それを、フィリピンでは先生が誰も教えないためにY先生が1人躍起になって注意しているというのだった。

 

また、「フィリピンの方の多くは情報伝達ということをあまりせず、学校でも突然そのときになって言われることがとても多いです」とのこと。

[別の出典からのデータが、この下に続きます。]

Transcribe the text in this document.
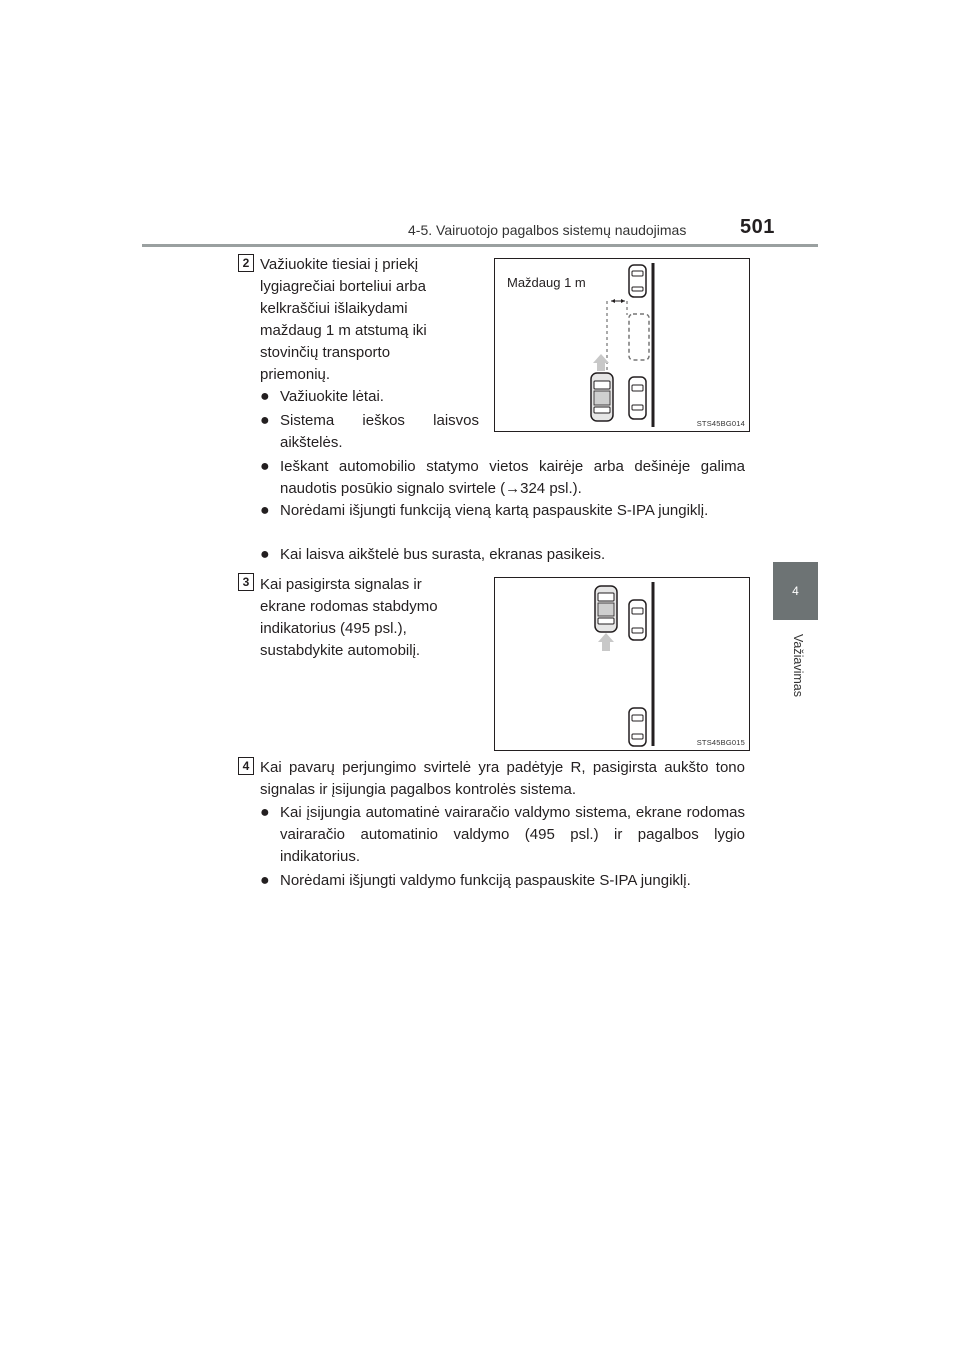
4-5. Vairuotojo pagalbos sistemų naudojimas	501
4
Važiavimas
2 Važiuokite tiesiai į priekį
lygiagrečiai borteliui arba
kelkraščiui išlaikydami
maždaug 1 m atstumą iki
stovinčių transporto
priemonių.

● Važiuokite lėtai.

● Sistema ieškos laisvos aikštelės.

● Ieškant automobilio statymo vietos kairėje arba dešinėje galima naudotis posūkio signalo svirtele (→324 psl.).

● Norėdami išjungti funkciją vieną kartą paspauskite S-IPA jungiklį.

● Kai laisva aikštelė bus surasta, ekranas pasikeis.

Maždaug 1 m
STS45BG014
3 Kai pasigirsta signalas ir
ekrane rodomas stabdymo
indikatorius (495 psl.),
sustabdykite automobilį.

STS45BG015
4 Kai pavarų perjungimo svirtelė yra padėtyje R, pasigirsta aukšto tono signalas ir įsijungia pagalbos kontrolės sistema.

● Kai įsijungia automatinė vairaračio valdymo sistema, ekrane rodomas vairaračio automatinio valdymo (495 psl.) ir pagalbos lygio indikatorius.

● Norėdami išjungti valdymo funkciją paspauskite S-IPA jungiklį.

日本人の会議があまりに長いのも問題だとは思うけれど、逆に計画をほとんど立てずに思いつきで言ったり、変更したりするのも問題過ぎる。
 
けれどこれはタイでも同じらしく、「たとえばイベントをやった後に日本だったら必ず反省会をするけど、タイではやりっ放しで何も振り返らない」と、タイの保育園で2年間働いた日本人の友人が言っていた。
 
 
つまり日本の常識はその国の人たちの常識ではない、というだけでなく、そうした常識がない環境で生まれ育った人たちにとって、私たちが私たちの常識に則って考える理屈もまた、「ピント外れ」の可能性が高いのである。
 
たとえば「お喋りしていたら仕事(や勉強)に集中できないから静かにしましょう」と言っても、彼らは「え…なんで…?お喋りしててもちゃんと仕事はできるよ」と心の中で思っているかもしれず、もしそうであれば、いくらこちらが「合理的理由で注意した」と思っていても、相手には「日本人は厳しい」というあまりに漠然としたものしか受け取られずに「支配ー被支配」の構図ができてしまう結果になり兼ねない。
 
それは少なくとも私にとっては不本意だった。
 
何か注意を促す時は、その理由も含めきちんと納得してもらわなければ意味がない。
私がいなくなったらまた同じ問題が発生するというのでは、注意した甲斐がないのである。
 
 
 
だったらどんな理由を付けたらいいんだろう…。
 
仕事中にお喋りしたらいけない理由…。
 
 
 
次第に頭がボーッとしてきて、私はまた次の論考に吸い込まれていくのだった。